Analyses of the significantly downregulated and upregulated genes revealed that they were enriched in many pathways including angiogenesis Figure 1A. Moreover, netrin-1 was identified as a significantly upregulated gene in Rb samples Figure 1B. These data suggested the Rb patients showed enhanced angiogenesis and upregulated netrin-1 expression.

Immunohistochemistry revealed significantly higher expression of netrin-1 in Rb specimens compared to normal retina Figure 2A.

Moreover, higher levels of netrin-1 mRNA Figure 2B and protein Figure 2C expression were detected in 5 Rb cell lines, named Y79, WERI-Rb-1, NCC-Rbc, NCC-Rbc, and NCC-Rbc-T1 compared to healthy retina samples. These data are consistent with the analyses of the GEO database samples, demonstrating an upregulation of netrin-1 in Rb.
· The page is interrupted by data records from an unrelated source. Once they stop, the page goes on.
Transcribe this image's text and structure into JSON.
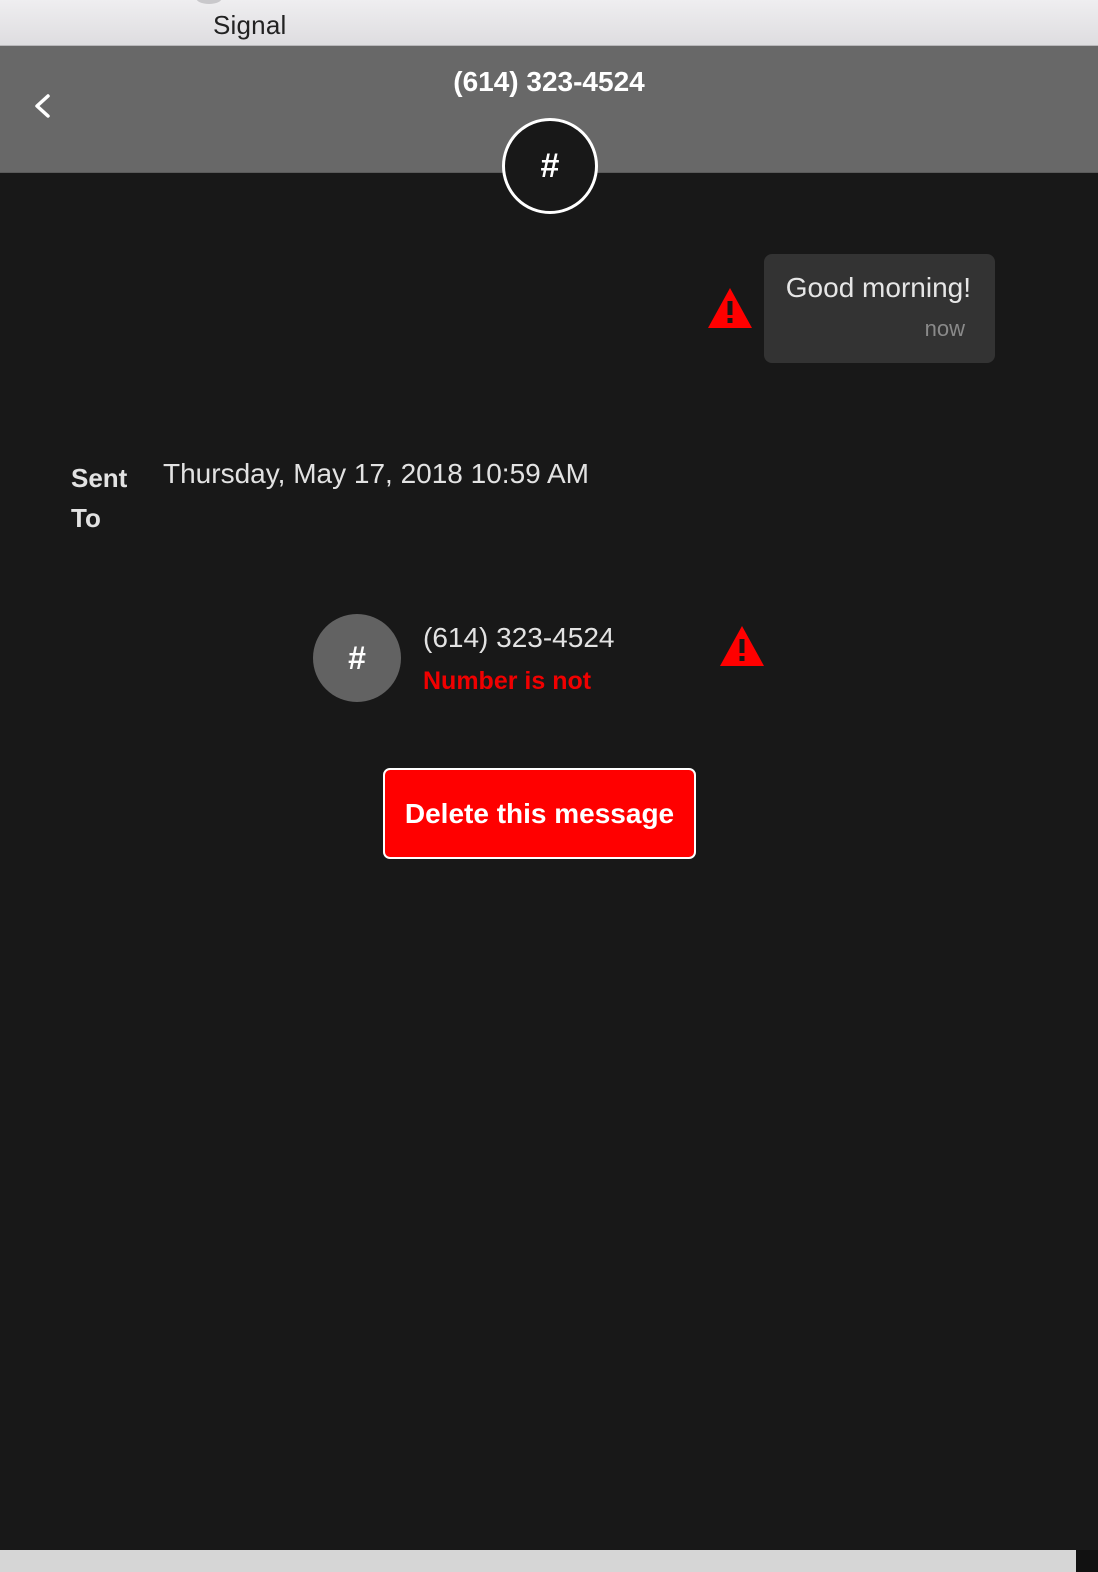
{
  "window": {
    "title": "Signal"
  },
  "header": {
    "title": "(614) 323-4524",
    "avatar_initial": "#"
  },
  "message": {
    "text": "Good morning!",
    "time": "now",
    "status": "error"
  },
  "details": {
    "sent_label": "Sent",
    "to_label": "To",
    "sent_value": "Thursday, May 17, 2018 10:59 AM"
  },
  "recipient": {
    "avatar_initial": "#",
    "number": "(614) 323-4524",
    "error": "Number is not"
  },
  "actions": {
    "delete_label": "Delete this message"
  },
  "icons": {
    "back": "chevron-left-icon",
    "warning": "warning-icon"
  },
  "colors": {
    "background": "#181818",
    "header": "#686868",
    "bubble": "#333333",
    "error": "#ff0000"
  }
}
To assess the functionality of netrin-1 in Rb, plasmids expressing the siRNA for netrin-1 were constructed with a luciferase reporter under a CMV promoter.

Post-workout nutrition for body composition more Increasing thermogenesis naturally about PLOS Subject Areas, click here. Pathological angiogenesis retinoblastoja an essential role in amd aggressiveness and leads to unfavorable prognosis. Angiigenesis aim of Angiobenesis Angiogenesis and retinoblastoma is Angioenesis detect Angiogenesis and retinoblastoma potential retinoblastom of Retinoblastoma binding protein 2 Angiogenesis and retinoblastoma in the tumor angiogenesis of non-small cell lung cancer NSCLC. Immunohistochemical staining was used to detect the expression of RBP2, hypoxia-inducible factor-1α HIF-1αvascular endothelial growth factor VEGF and CD Two pairs of siRNA sequences and pcDNA3-HA-RBP2 were used to down-regulate and up-regulate RBP2 expression in H and SK-MES-1 cells. An endothelial cell tube formation assay, VEGF enzyme-linked immunosorbent assay, real-time PCR and western blotting were performed to detect the potential mechanisms mediated by RBP2 in tumor angiogenesis.